After 15 year of legal practice in the healthcare field, Handler-Hutchinson joined the Seton Hall Law Center for Health & Pharmaceutical Law & Policy in 2007 to spearhead the Healthcare Compliance Certification Program (HCCP), a four-day executive training originally developed in collaboration with Johnson & Johnson. Launched in 2004, the HCCP was designed to provide legal and compliance professionals within life sciences organizations – pharmaceutical, medical device, biotech and others – with a strong foundational knowledge of the laws, regulations and industry guidelines governing the life sciences industry.
The HCCP curriculum focuses on a number of key risk areas for life sciences firms, among them the FDA laws and regulations governing the development, approval, marketing and sale of drugs and devices, the federal False Claims Act, the Anti-Kickback Act and the Foreign Corrupt Practices Act (FCPA). These laws have been the source of numerous enforcement actions against life sciences companies by U.S. agencies, resulting in multi-year settlement agreements, civil and criminal penalties, and significant fines - in some cases exceeding $1 billion. The FCPA is one example of a law that directly impacts how life sciences firms operate around the world. While the FCPA is a U.S. anti-corruption law, it can nonetheless be applied extra-territorially to business conduct that takes place around the globe. Companies are therefore tasked with implementing effective compliance policies and procedures that address FCPA risks in each country in which they do business.
Seton Hall Law’s Center for Health & Pharmaceutical Law & Policy has gained global prominence as a leader in compliance expertise and training. Meanwhile, there is a sea change within the industry as more life sciences companies adopt a culture of compliance worldwide, resulting in an increasing need for training and understanding. In fact, HCCP participants urged Seton Hall Law to expand the program globally for their non-U.S. partners and colleagues. The Center now hosts trainings in Paris that focus on European law, and in Singapore that focus on Asian-Pacific law. Handler-Hutchinson oversees the global programs, and Sara Simon ’94 joined the team to focus on the U.S. trainings specifically.
Dean Boozang (pictured, left) serves on the Board of the American Health Lawyers Association and saw the development of the Pharmaceutical and Medical Device Compliance Manual as a natural extension of the original HCCP, and consonant with the Law School’s teaching mission.

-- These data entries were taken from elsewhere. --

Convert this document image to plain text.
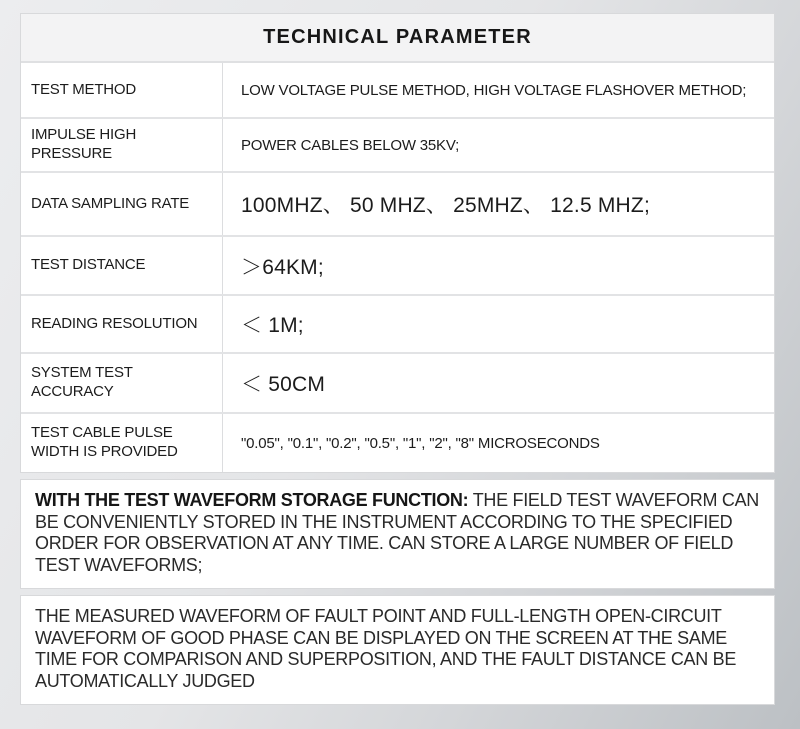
TECHNICAL PARAMETER
TEST METHOD	LOW VOLTAGE PULSE METHOD, HIGH VOLTAGE FLASHOVER METHOD;
IMPULSE HIGH PRESSURE	POWER CABLES BELOW 35KV;
DATA SAMPLING RATE	100MHZ、 50 MHZ、 25MHZ、 12.5 MHZ;
TEST DISTANCE	＞64KM;
READING RESOLUTION	＜ 1M;
SYSTEM TEST ACCURACY	＜ 50CM
TEST CABLE PULSE WIDTH IS PROVIDED	"0.05", "0.1", "0.2", "0.5", "1", "2", "8" MICROSECONDS
WITH THE TEST WAVEFORM STORAGE FUNCTION: THE FIELD TEST WAVEFORM CAN BE CONVENIENTLY STORED IN THE INSTRUMENT ACCORDING TO THE SPECIFIED ORDER FOR OBSERVATION AT ANY TIME. CAN STORE A LARGE NUMBER OF FIELD TEST WAVEFORMS;
THE MEASURED WAVEFORM OF FAULT POINT AND FULL-LENGTH OPEN-CIRCUIT WAVEFORM OF GOOD PHASE CAN BE DISPLAYED ON THE SCREEN AT THE SAME TIME FOR COMPARISON AND SUPERPOSITION, AND THE FAULT DISTANCE CAN BE AUTOMATICALLY JUDGED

She and Handler-Hutchinson recruited authors from among the HCCP faculty across the spectrum of in-house compliance, legal counsel and government enforcement. Handler-Hutchinson says, “Each chapter was written by a leading regulatory official, a practicing attorney, or a healthcare consultant who has either shaped the policies as an official, or as counsel in the nation’s regulatory agencies. Several have advised on, or actually built compliance functions within life science corporations. They have first-hand experience and knowledge and they offer practical and actionable advice.”
Handler-Hutchinson is gratified when she hears from former HCCP alumni, many of whom have advanced within their compliance organization, some to the role of chief compliance officer. She says, “More and more, I hear that people are addressing compliance issues proactively when a healthcare product or service is first being developed or marketed. One compliance officer noted a significant culture change within his organization over the past 10 years – when he used to visit business units, his colleagues would literally close the door as he approached. Today, they flood him with questions and view him as a resource and business partner. It’s become clear to me that today’s compliance professionals are highly valued, dedicated, and they want to do the right thing. With training and guidance, they can lead the way for their organizations.”